Do the following things, my son, so that you may free yourself, because you have fallen into your neighbor’s hands:

Humble yourself, and pester your neighbor.

Free yourself like a gazelle from the hand of a hunter....

How long will you lie there, you lazy bum? When will you get up from your sleep?

“Just a little sleep, just a little slumber, just a little nap.”

Then your poverty will come ⌊to you⌋ like a drifter, and your need will come ⌊to you⌋ like a bandit. (Proverbs 6:2-3, 5, 9-11 GW)

(Context—Proverbs 6:1-11 GW)


An old English proverb says the road to hell is paved with good intentions. Intentions are like ambitions without action. Unless there is follow-through, intentions become rash commitments or poorly conceived plans.

A common example is the New Year's resolution that sounds good and useful but isn't carried out or sustained. Intentions can be rash—not thought through carefully or without consideration of possible consequences.

How often have you told someone you'd pray for them but forgotten to do it? It's embarrassing when you see them and they say, "Thanks for praying for me!" It's then you realize you didn't follow through on your intention to pray.

Neither is writing out a to-do list the same as taking action to do those things.

The two admonitions in these first 11 verses of Chapter 6 may not seem related but they're like intentions—either a rashly made promise or laziness—a lack of ambition and follow through.

In the first situation, the person means well but makes a foolish commitment. The wise thing is to humble oneself at the cost of our pride and annul the promise we can't keep. Better to admit wrong than be proud and foolish.

The second illustration reminds us of the danger of good intentions with no action. When this becomes a habit the consequences are dire. It's like when you get too much sleep—you wake up groggy and unmotivated. Ambition becomes a daydream that never wakes.

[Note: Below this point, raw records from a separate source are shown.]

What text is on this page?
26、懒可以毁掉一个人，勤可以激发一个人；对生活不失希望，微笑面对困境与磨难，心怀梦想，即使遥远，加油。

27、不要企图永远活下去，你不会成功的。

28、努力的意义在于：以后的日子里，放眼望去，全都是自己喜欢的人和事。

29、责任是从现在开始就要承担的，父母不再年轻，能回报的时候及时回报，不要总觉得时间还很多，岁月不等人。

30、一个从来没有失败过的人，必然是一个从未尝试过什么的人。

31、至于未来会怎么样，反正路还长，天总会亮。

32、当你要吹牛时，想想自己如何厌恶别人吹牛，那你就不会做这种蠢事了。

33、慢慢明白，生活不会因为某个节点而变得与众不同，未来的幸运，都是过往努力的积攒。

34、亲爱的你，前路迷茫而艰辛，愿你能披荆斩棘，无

Don't make rash promises you can't or won't keep. Don't make a habit of putting off what you need to do. Be wise and be diligent!

You're more likely to be blessed and a blessing to others when you are both wise and diligent.

Reflection—

If you find yourself making rash decisions or committing to things you can't follow through on, then make a point to discipline yourself to think before you speak. Also, discipline yourself to do more than just think about doing something—do it!

Prayer Focus—

Pray for wisdom and include the Lord in your decision making—even with small decisions. Commit your goals, ideas, and plans to the Lord on a daily basis and ask for wisdom and clarity on how to move forward with them.